Laguerre inequalities and complete monotonicity for the Riemann Xi-function and the partition function

Abstract:

In this paper, we find some conditions under which a sequence $\{\alpha (n)\}$ will satisfy the Laguerre inequality of any order asymptotically. Using this method, we prove that for any $r$ and some constant $c$, the Maclaurin coefficients $\gamma (n)$ of the Riemann Xi-function satisfy the Laguerre inequality of order $r$ when $n>cr^3$, which provides a necessary condition for the Riemann hypothesis.

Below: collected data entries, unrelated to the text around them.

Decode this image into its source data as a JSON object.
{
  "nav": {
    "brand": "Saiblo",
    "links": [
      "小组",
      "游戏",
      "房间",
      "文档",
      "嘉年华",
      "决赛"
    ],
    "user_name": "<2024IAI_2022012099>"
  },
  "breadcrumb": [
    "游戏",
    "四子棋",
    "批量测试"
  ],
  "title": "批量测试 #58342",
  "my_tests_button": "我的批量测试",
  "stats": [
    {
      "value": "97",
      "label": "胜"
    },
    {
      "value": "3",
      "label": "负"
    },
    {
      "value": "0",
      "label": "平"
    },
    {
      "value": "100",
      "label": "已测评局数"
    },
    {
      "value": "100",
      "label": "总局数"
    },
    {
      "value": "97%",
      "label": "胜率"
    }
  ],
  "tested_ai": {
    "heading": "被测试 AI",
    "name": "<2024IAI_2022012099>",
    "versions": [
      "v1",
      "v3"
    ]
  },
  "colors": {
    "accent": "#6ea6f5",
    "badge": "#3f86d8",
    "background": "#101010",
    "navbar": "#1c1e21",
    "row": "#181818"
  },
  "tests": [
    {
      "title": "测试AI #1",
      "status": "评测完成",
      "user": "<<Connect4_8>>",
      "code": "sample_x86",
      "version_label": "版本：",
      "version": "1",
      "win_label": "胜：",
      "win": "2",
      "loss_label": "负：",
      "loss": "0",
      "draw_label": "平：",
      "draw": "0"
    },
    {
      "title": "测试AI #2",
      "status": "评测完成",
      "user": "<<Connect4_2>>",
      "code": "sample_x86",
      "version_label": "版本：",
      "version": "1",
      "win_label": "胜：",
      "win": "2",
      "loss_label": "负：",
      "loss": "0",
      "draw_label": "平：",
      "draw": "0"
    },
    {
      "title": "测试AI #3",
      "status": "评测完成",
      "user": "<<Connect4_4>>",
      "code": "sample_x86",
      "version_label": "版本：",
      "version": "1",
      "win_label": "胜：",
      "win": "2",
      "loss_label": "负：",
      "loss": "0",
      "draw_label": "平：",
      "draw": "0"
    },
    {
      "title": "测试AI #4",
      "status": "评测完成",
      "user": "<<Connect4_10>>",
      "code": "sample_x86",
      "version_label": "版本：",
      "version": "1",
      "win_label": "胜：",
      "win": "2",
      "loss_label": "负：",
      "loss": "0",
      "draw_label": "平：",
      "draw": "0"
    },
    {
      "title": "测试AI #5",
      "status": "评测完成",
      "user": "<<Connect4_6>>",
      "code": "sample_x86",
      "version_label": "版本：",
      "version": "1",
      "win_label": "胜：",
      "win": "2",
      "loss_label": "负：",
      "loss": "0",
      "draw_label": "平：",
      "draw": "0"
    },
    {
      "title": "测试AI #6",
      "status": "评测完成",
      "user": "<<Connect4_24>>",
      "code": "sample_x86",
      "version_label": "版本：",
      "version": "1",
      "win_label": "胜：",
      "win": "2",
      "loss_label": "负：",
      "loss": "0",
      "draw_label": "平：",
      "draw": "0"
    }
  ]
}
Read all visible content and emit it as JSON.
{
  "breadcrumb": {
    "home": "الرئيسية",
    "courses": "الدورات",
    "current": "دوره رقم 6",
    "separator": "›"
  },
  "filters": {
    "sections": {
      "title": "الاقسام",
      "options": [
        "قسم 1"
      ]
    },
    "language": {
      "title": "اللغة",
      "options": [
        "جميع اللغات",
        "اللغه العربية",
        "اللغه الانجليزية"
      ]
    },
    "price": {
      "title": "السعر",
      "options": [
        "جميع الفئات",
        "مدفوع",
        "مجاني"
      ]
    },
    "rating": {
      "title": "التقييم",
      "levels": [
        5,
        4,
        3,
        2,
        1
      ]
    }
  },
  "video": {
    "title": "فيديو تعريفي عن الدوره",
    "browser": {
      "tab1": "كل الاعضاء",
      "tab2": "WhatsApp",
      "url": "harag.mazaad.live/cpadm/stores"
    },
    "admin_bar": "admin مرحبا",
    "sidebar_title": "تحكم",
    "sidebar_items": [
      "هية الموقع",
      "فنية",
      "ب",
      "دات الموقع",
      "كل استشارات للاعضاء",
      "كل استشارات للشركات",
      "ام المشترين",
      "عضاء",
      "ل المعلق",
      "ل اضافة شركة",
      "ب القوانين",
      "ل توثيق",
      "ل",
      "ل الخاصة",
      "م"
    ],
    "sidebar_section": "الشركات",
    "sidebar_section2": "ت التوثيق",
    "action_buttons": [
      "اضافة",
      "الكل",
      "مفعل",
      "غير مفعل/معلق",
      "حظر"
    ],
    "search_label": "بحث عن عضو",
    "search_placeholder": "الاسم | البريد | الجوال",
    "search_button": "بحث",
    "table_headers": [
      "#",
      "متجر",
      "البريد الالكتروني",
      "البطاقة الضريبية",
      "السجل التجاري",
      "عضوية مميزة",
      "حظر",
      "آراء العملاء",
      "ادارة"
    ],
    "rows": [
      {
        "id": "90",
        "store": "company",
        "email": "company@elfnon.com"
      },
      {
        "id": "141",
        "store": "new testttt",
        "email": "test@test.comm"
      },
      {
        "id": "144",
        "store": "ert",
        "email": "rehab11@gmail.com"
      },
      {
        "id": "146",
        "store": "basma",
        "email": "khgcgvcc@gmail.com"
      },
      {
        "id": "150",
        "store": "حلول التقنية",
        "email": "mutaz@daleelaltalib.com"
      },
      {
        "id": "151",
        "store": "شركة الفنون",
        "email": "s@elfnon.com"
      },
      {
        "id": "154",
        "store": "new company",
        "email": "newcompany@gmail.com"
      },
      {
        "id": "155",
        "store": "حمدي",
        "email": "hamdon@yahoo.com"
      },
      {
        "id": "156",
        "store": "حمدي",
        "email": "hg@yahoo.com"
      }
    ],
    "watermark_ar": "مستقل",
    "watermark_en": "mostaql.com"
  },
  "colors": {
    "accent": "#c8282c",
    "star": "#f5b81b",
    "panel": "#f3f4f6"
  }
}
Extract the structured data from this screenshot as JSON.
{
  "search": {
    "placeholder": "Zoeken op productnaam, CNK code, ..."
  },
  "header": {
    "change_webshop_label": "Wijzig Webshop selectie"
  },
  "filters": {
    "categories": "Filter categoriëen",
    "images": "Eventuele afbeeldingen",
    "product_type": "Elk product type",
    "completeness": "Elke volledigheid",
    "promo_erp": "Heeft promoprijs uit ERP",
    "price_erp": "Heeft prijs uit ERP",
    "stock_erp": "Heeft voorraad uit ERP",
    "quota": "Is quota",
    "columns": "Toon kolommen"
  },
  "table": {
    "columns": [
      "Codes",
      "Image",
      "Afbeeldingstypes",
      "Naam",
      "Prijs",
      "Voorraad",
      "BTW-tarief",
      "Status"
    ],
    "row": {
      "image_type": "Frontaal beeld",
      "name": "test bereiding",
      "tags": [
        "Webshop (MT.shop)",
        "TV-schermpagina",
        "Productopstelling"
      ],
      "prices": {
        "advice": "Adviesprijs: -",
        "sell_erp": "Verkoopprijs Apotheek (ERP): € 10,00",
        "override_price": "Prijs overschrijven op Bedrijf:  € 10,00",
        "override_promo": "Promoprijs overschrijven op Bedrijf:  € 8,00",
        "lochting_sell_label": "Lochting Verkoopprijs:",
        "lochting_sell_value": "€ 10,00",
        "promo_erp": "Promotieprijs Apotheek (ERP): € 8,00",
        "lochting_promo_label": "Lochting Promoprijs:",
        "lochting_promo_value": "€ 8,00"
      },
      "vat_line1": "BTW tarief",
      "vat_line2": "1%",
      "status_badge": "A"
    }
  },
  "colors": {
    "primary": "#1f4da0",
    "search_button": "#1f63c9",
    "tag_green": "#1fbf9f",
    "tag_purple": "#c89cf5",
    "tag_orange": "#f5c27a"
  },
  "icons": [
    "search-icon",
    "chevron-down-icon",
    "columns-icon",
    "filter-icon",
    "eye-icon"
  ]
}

We also prove that the partition function satisfies the Laguerre inequality of order $r\geq 5$ when $n\geq 6r^4$. As a consequence, it gives an affirmative answer to Wagner’s conjecture on the threshold for the Laguerre inequalities of order no more than $10$ for the partition function. Moreover, motivated by the study of Craven and Csordas on the complete monotonicity of the Maclaurin coefficients of entire functions in Laguerre-Pólya class, we consider the complete monotonicity of the sequences $\{\alpha (n)\}$. We give the criteria for the asymptotically complete monotonicity of the sequence $\{\alpha (n)\}$ and $\{\log \alpha (n)\}$, respectively. With this criteria, we show that $(-1)^r \Delta ^r \gamma (n)>0$ for $n>ce^{r^3}$ and $(-1)^{r-1} \Delta ^r \log \gamma (n)>0$ for $n>cr^2$. Furthermore, we propose some open problems.